US-POLITICS-ECONOMY-BUDGET

Boehner reportedly wants “to craft a ‘grand bargain’ on fiscal issues as part of the debt-limit deliberations.” But any serious Grand Bargain would require serious revenue increases in return for lower and flatter rates – and the GOP has simply refused to countenance any whatsoever, and certainly doesn’t appear to be ready to do so now. It’s an obvious way, it seems to me, to try and salvage the situation by changing the subject and making the blackmail seem at least faintly related to fiscal matters … but I can see why Chait is dismissing the idea:

The thing to keep in mind is that there is essentially zero institutional support within the conservative movement for negotiating a budget deal with Obama. Even the “pragmatic” conservatives who pleaded against the shutdown, like Grover Norquist and The Wall Street Journal editorial page, adamantly oppose closing any tax loopholes, regardless of what spending cuts come along with it.

So: What happens when the defunders realize the budget deal is not going to destroy Obamacare, and the anti-defunders realize it is going to include higher taxes? The answer is that John Boehner gets run out of town on a rail. There’s nothing a deal like that could include — not even a provision impeaching Obama and deporting him to Kenya — that could make it acceptable to the right-wing base.

Barro agrees:

A grand bargain would have to entail entitlement reform about which Republicans are lukewarm, plus offsetting Democratic demands, plus raising the debt ceiling and reopening the government. Yet the Republicans floating the idea of a “grand bargain” don’t seem prepared for the “bargain” part. On what planet is this route easier than a deal that is limited to resolving the government shutdown?

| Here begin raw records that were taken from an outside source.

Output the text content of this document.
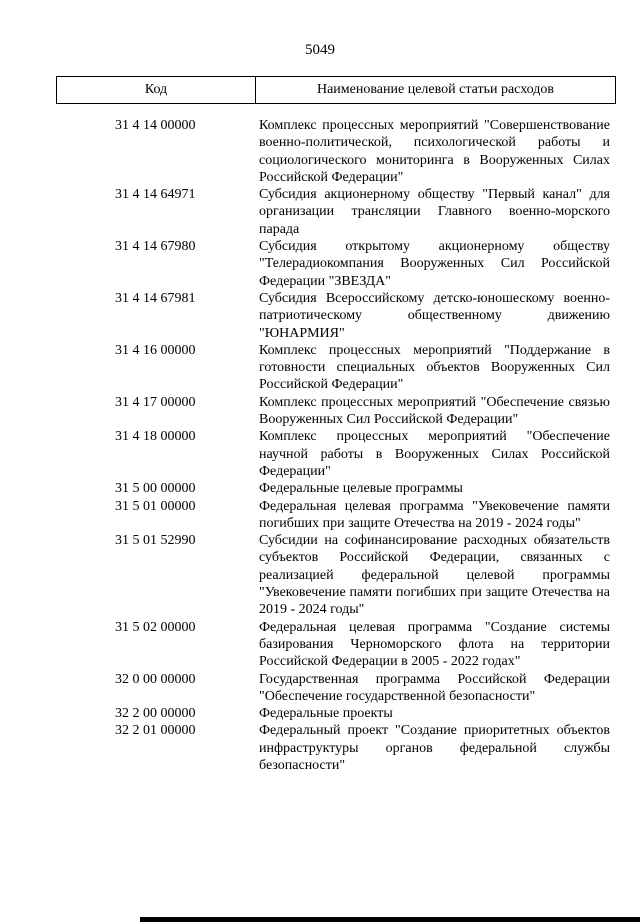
5049
Код	Наименование целевой статьи расходов
31 4 14 00000	Комплекс процессных мероприятий "Совершенствование военно-политической, психологической работы и социологического мониторинга в Вооруженных Силах Российской Федерации"
31 4 14 64971	Субсидия акционерному обществу "Первый канал" для организации трансляции Главного военно-морского парада
31 4 14 67980	Субсидия открытому акционерному обществу "Телерадиокомпания Вооруженных Сил Российской Федерации "ЗВЕЗДА"
31 4 14 67981	Субсидия Всероссийскому детско-юношескому военно-патриотическому общественному движению "ЮНАРМИЯ"
31 4 16 00000	Комплекс процессных мероприятий "Поддержание в готовности специальных объектов Вооруженных Сил Российской Федерации"
31 4 17 00000	Комплекс процессных мероприятий "Обеспечение связью Вооруженных Сил Российской Федерации"
31 4 18 00000	Комплекс процессных мероприятий "Обеспечение научной работы в Вооруженных Силах Российской Федерации"
31 5 00 00000	Федеральные целевые программы
31 5 01 00000	Федеральная целевая программа "Увековечение памяти погибших при защите Отечества на 2019 - 2024 годы"
31 5 01 52990	Субсидии на софинансирование расходных обязательств субъектов Российской Федерации, связанных с реализацией федеральной целевой программы "Увековечение памяти погибших при защите Отечества на 2019 - 2024 годы"
31 5 02 00000	Федеральная целевая программа "Создание системы базирования Черноморского флота на территории Российской Федерации в 2005 - 2022 годах"
32 0 00 00000	Государственная программа Российской Федерации "Обеспечение государственной безопасности"
32 2 00 00000	Федеральные проекты
32 2 01 00000	Федеральный проект "Создание приоритетных объектов инфраструктуры органов федеральной службы безопасности"
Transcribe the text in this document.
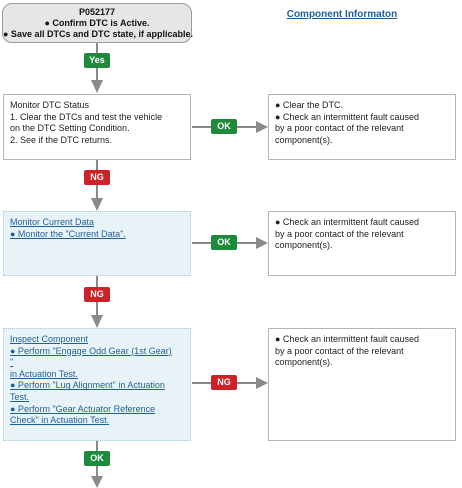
P052177
● Confirm DTC is Active.
● Save all DTCs and DTC state, if applicable.
Component Informaton
Yes
OK
NG
OK
NG
NG
OK
Monitor DTC Status
1. Clear the DTCs and test the vehicle
on the DTC Setting Condition.
2. See if the DTC returns.
● Clear the DTC.
● Check an intermittent fault caused
by a poor contact of the relevant
component(s).
Monitor Current Data
● Monitor the "Current Data".
● Check an intermittent fault caused
by a poor contact of the relevant
component(s).
Inspect Component
● Perform "Engage Odd Gear (1st Gear)
"
in Actuation Test.
● Perform "Lug Alignment" in Actuation
Test.
● Perform "Gear Actuator Reference
Check" in Actuation Test.
● Check an intermittent fault caused
by a poor contact of the relevant
component(s).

It isn’t. It’s a transparent effort to play for time and shift the blame. What matters now above everything else is that the president wavers not a jot or tittle in demanding a clean CR, raising the debt ceiling and then, if the GOP is prepared to raise revenues, a Grand Bargain.

What matters in this present crisis is that we do not negotiate with economic terrorists. Everything else is irrelevant to that fundamental goal.